OTTAWA – Canadians are carrying record amounts of debt, but they are managing their finances prudently, according to a report by the Fraser Institute. High debt levels can affect consumer demand, and therefore the demand for travel, though there is no evidence of this yet.

The report by Philip Cross, former chief economic analyst at Statistics Canada, says the growth of household debt has slowed since 2009 and the cost of servicing that borrowing is at a record low share of income.

Cross says many Canadians have also shifted their borrowing from consumer credit to mortgages, locking in lower interest rates.

Concerns about the amount of debt Canadians are carrying have been raised as a key risk by the Bank of Canada and others.

Statistics Canada reported earlier this year that households in the fourth-quarter of last year owed about $1.63 in consumer credit, mortgage and non-mortgage loans for every dollar of disposable income.
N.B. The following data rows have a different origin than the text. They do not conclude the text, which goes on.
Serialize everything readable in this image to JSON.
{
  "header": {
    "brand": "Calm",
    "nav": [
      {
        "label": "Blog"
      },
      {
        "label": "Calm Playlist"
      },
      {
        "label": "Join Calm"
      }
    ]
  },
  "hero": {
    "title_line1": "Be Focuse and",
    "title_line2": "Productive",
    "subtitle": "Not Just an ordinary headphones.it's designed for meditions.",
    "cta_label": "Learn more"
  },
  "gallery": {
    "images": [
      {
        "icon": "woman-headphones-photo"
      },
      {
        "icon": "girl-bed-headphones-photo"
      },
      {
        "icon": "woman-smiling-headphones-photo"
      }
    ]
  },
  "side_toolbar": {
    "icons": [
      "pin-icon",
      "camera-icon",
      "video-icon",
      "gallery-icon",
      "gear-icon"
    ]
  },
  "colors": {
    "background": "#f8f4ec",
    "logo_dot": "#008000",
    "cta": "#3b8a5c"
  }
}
However, Cross says debt must be viewed in context and the value of assets has also been growing faster, pushing up net worth.

The report downplayed the risk of a situation in Canada like the one seen in the U.S. during the recent financial crisis.

“Much of the concern about household debt in this country stems from fears that we will repeat the U.S. experience of 2007 where high debt levels contributed to that country’s financial crisis and housing meltdown. But their problems were mainly the result of policies that encouraged high-risk borrowers to take on excessive debt,” Cross said.

A CIBC report Tuesday found the cumulative number of insolvencies rose by 1.2 per cent in the six-month period ended in February.

The overall increase came as personal bankruptcies fell by 4.7 per cent. But the number of proposals, where consumers negotiate to repay only a portion of their debt, rose by nine per cent.